On the Canadian side of the border, ACT UP would lend inspiration to AIDS ACTION NOW! whose actions also were politically brave in nature during Pride. The most obvious would be the famous ‘die-in’ in 1992, protesting for better access to drug treatments for HIV and AIDS. It is because of those pioneers that I (and so many others living with HIV) are alive today.
And there you have it: the political birth of Pride and the early activists who were POCs (especially trans POCs and sex workers) gave us a lot to be thankful for. This is something we must remember. We also would be remiss to believe that we live in a postracial world, where Pride is only a celebration or one big party.
As allies to the Black community, we have a duty to listen with the utmost compassion to their demands of us and the systems of oppression that exist within society today. To turn away and exalt our own demands (because we have been inconvenienced as a whitedominated culture) flies in the face of the foundation of our shared history.
There has been much loosely defined rationale to embolden the argument that BLM’s actions were unfair and inappropriate.: 1) “I’d like to see them protest Caribana”; 2) “They were honoured guests and should not have turned the parade into a protest” 3) “They hijacked the parade and held us hostage” ; or 4) “They’ve driven a wedge into our community, by attacking the police.”
That last point is one of the most poignant, as it once again ignores our shared history and the modern day occurrences that gave birth to the Black Lives Matter movement. The queer community has long had a tenuous relationship with police. One only has to look to the bathhouse raids in 1981 and on Pussy Palace in 2000. We received a lacklustre apology from the Toronto Police Service that was even criticized by The 519 Community Centre. BLM’s request to have police (as an organization) not participate in the Pride parade with floats or the festival with a booth, is born out of the many years of mistreatment towards people of colour.

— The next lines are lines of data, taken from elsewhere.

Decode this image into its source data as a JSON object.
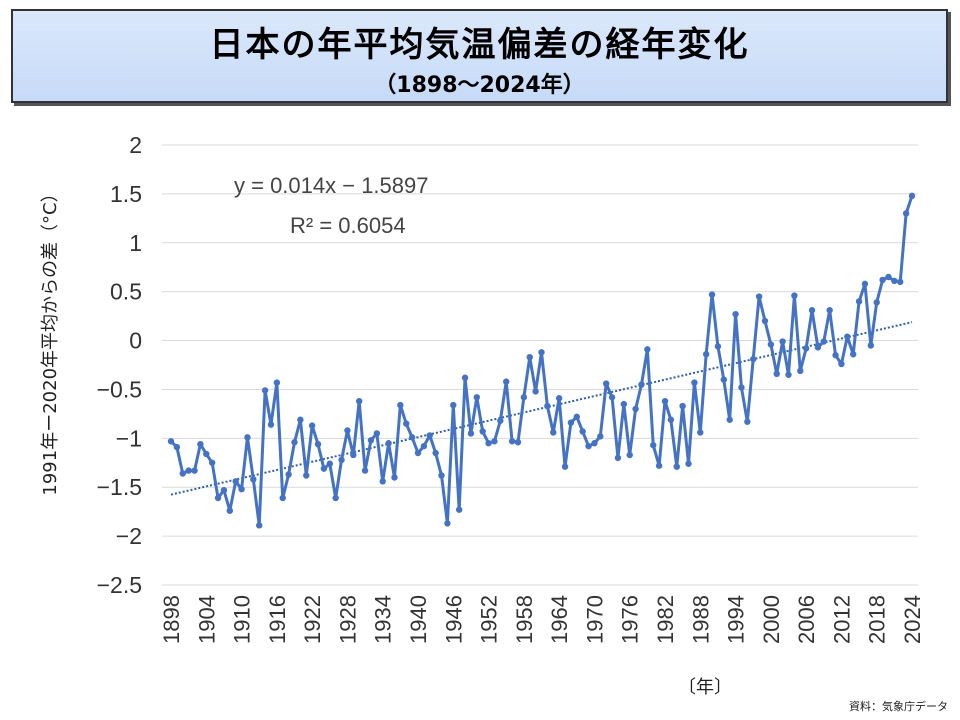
{
  "title": "日本の年平均気温偏差の経年変化",
  "subtitle": "（1898〜2024年）",
  "chart_data": {
    "type": "line",
    "title": "日本の年平均気温偏差の経年変化",
    "ylabel": "1991年ー2020年平均からの差（°C）",
    "xlabel": "〔年〕",
    "ylim": [
      -2.5,
      2
    ],
    "yticks": [
      2,
      1.5,
      1,
      0.5,
      0,
      -0.5,
      -1,
      -1.5,
      -2,
      -2.5
    ],
    "ytick_labels": [
      "2",
      "1.5",
      "1",
      "0.5",
      "0",
      "−0.5",
      "−1",
      "−1.5",
      "−2",
      "−2.5"
    ],
    "xticks": [
      1898,
      1904,
      1910,
      1916,
      1922,
      1928,
      1934,
      1940,
      1946,
      1952,
      1958,
      1964,
      1970,
      1976,
      1982,
      1988,
      1994,
      2000,
      2006,
      2012,
      2018,
      2024
    ],
    "x_start": 1898,
    "series": [
      {
        "name": "年平均気温偏差",
        "color": "#4472c4",
        "values": [
          -1.03,
          -1.09,
          -1.36,
          -1.33,
          -1.33,
          -1.06,
          -1.16,
          -1.25,
          -1.61,
          -1.53,
          -1.74,
          -1.44,
          -1.52,
          -0.99,
          -1.42,
          -1.89,
          -0.51,
          -0.86,
          -0.43,
          -1.61,
          -1.37,
          -1.04,
          -0.81,
          -1.38,
          -0.87,
          -1.06,
          -1.31,
          -1.26,
          -1.61,
          -1.22,
          -0.92,
          -1.17,
          -0.62,
          -1.33,
          -1.02,
          -0.95,
          -1.44,
          -1.05,
          -1.4,
          -0.66,
          -0.85,
          -0.99,
          -1.15,
          -1.08,
          -0.97,
          -1.15,
          -1.38,
          -1.87,
          -0.66,
          -1.73,
          -0.38,
          -0.95,
          -0.58,
          -0.93,
          -1.05,
          -1.03,
          -0.82,
          -0.42,
          -1.03,
          -1.04,
          -0.58,
          -0.17,
          -0.52,
          -0.12,
          -0.67,
          -0.94,
          -0.59,
          -1.29,
          -0.84,
          -0.78,
          -0.93,
          -1.08,
          -1.05,
          -0.98,
          -0.44,
          -0.58,
          -1.2,
          -0.65,
          -1.17,
          -0.7,
          -0.45,
          -0.09,
          -1.07,
          -1.28,
          -0.62,
          -0.81,
          -1.29,
          -0.67,
          -1.26,
          -0.43,
          -0.94,
          -0.14,
          0.47,
          -0.06,
          -0.4,
          -0.81,
          0.27,
          -0.48,
          -0.83,
          -0.19,
          0.45,
          0.2,
          -0.04,
          -0.34,
          -0.01,
          -0.35,
          0.46,
          -0.31,
          -0.08,
          0.31,
          -0.07,
          -0.01,
          0.31,
          -0.15,
          -0.24,
          0.04,
          -0.14,
          0.4,
          0.58,
          -0.05,
          0.39,
          0.62,
          0.65,
          0.61,
          0.6,
          1.3,
          1.48
        ]
      }
    ],
    "trend": {
      "name": "y = 0.014x - 1.5897",
      "slope": 0.014,
      "intercept": -1.5897,
      "style": "dotted"
    },
    "annotations": [
      "y = 0.014x − 1.5897",
      "R² = 0.6054"
    ]
  },
  "source": "資料：気象庁データ"
}
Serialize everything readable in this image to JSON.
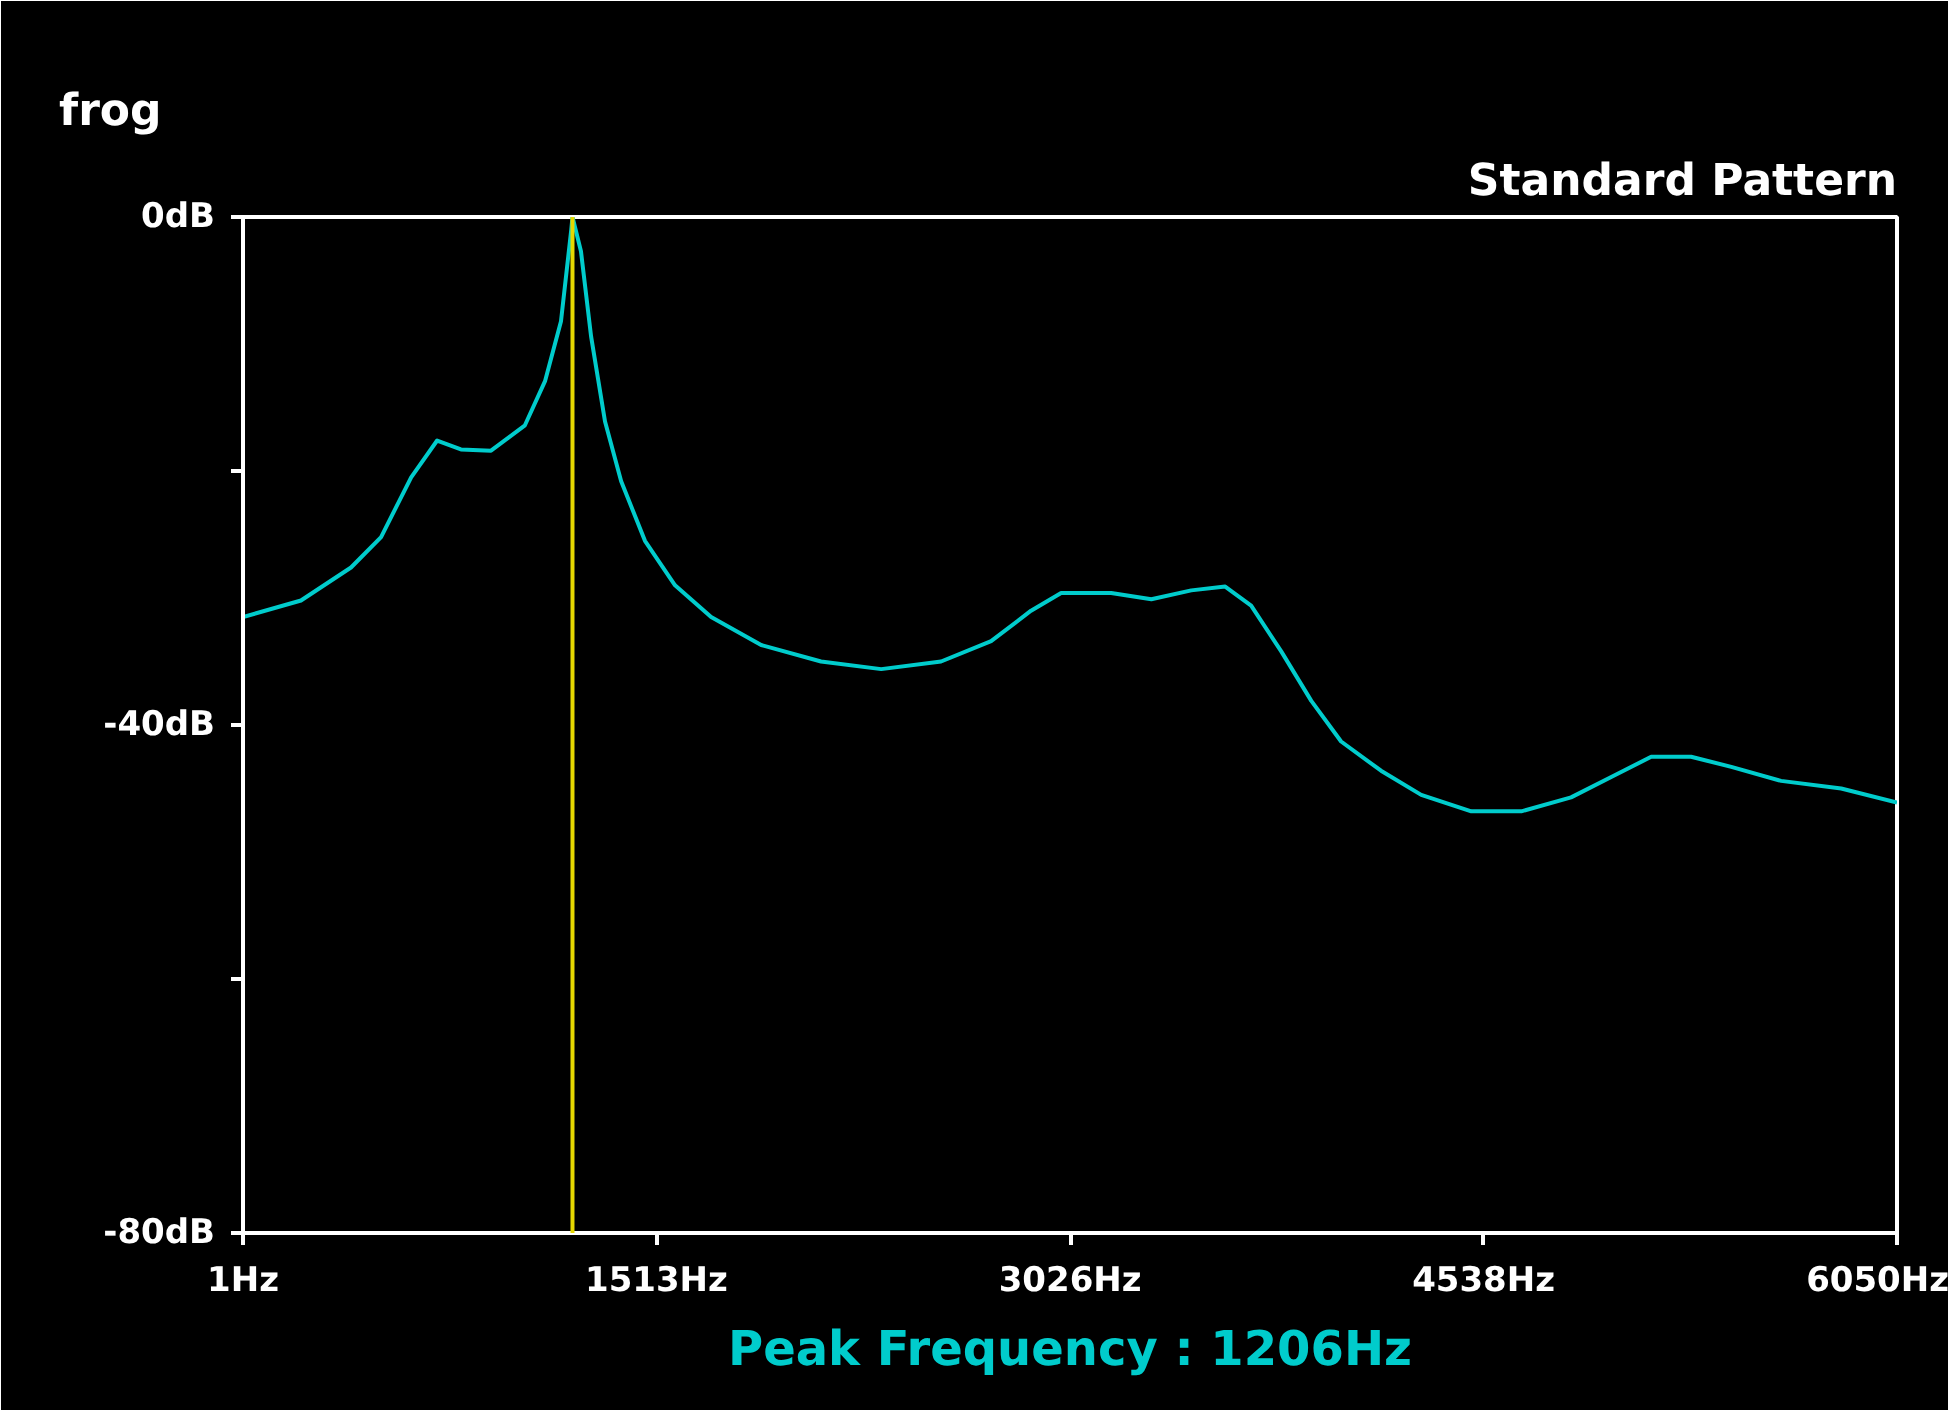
{
  "chart_data": {
    "type": "line",
    "title": "frog",
    "subtitle": "Standard Pattern",
    "annotations": [
      "Peak Frequency : 1206Hz"
    ],
    "x": [
      1,
      213,
      396,
      506,
      616,
      711,
      798,
      908,
      1032,
      1106,
      1164,
      1201,
      1206,
      1237,
      1274,
      1325,
      1384,
      1471,
      1581,
      1713,
      1896,
      2115,
      2335,
      2554,
      2737,
      2883,
      2993,
      3176,
      3323,
      3469,
      3593,
      3688,
      3798,
      3908,
      4017,
      4163,
      4310,
      4493,
      4676,
      4858,
      5005,
      5151,
      5297,
      5444,
      5626,
      5846,
      6050
    ],
    "series": [
      {
        "color": "#00cccc",
        "values": [
          -31.5,
          -30.2,
          -27.6,
          -25.2,
          -20.5,
          -17.6,
          -18.3,
          -18.4,
          -16.4,
          -12.9,
          -8.2,
          -1.1,
          0,
          -2.7,
          -9.4,
          -16.1,
          -20.8,
          -25.5,
          -29,
          -31.5,
          -33.7,
          -35,
          -35.6,
          -35,
          -33.4,
          -31,
          -29.6,
          -29.6,
          -30.1,
          -29.4,
          -29.1,
          -30.6,
          -34.2,
          -38.1,
          -41.3,
          -43.6,
          -45.5,
          -46.8,
          -46.8,
          -45.7,
          -44.1,
          -42.5,
          -42.5,
          -43.3,
          -44.4,
          -45,
          -46.1
        ]
      }
    ],
    "xlim": [
      1,
      6050
    ],
    "ylim": [
      -80,
      0
    ],
    "xticks": [
      {
        "value": 1,
        "label": "1Hz"
      },
      {
        "value": 1513,
        "label": "1513Hz"
      },
      {
        "value": 3026,
        "label": "3026Hz"
      },
      {
        "value": 4538,
        "label": "4538Hz"
      },
      {
        "value": 6050,
        "label": "6050Hz"
      }
    ],
    "yticks": [
      {
        "value": 0,
        "label": "0dB"
      },
      {
        "value": -20,
        "label": null
      },
      {
        "value": -40,
        "label": "-40dB"
      },
      {
        "value": -60,
        "label": null
      },
      {
        "value": -80,
        "label": "-80dB"
      }
    ],
    "ref_lines": [
      {
        "axis": "x",
        "value": 1206,
        "color": "#e6d800"
      }
    ],
    "grid": false,
    "marker": "none",
    "line_style": "solid"
  }
}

It did not come out of nowhere.
While those of us who marched in last week’s parade may have had to wait for 30 minutes, we all were able to go home alive. The same cannot be said for Sammy Yatim, Andrew Loku or the many trans POC and sex workers whose murders remain unsolved.
Why must we keep silencing the voices of those who would speak out for them? It was not long ago when politicians and the powers that be were trying to put the proverbial tape over our mouths, as we shouted for same-sex marriage rights.
So, while predominantly white cis persons complain that Black Lives Matter has driven a wedge into our community, the truth is this: they have shone a light on the sharp divide that already existed. It exists, because of the racism we never wanted to face as a collective and face it we must, if ever we are going to move forward in a spirit of compassion.
Let’s be conscious of the space we occupy due to our white privilege, as we listen to the demands of the racial minority groups that have given us so much. We cannot ask them to ‘come sit with us’, then take away the chair before they have chance to sit down and be heard at the table.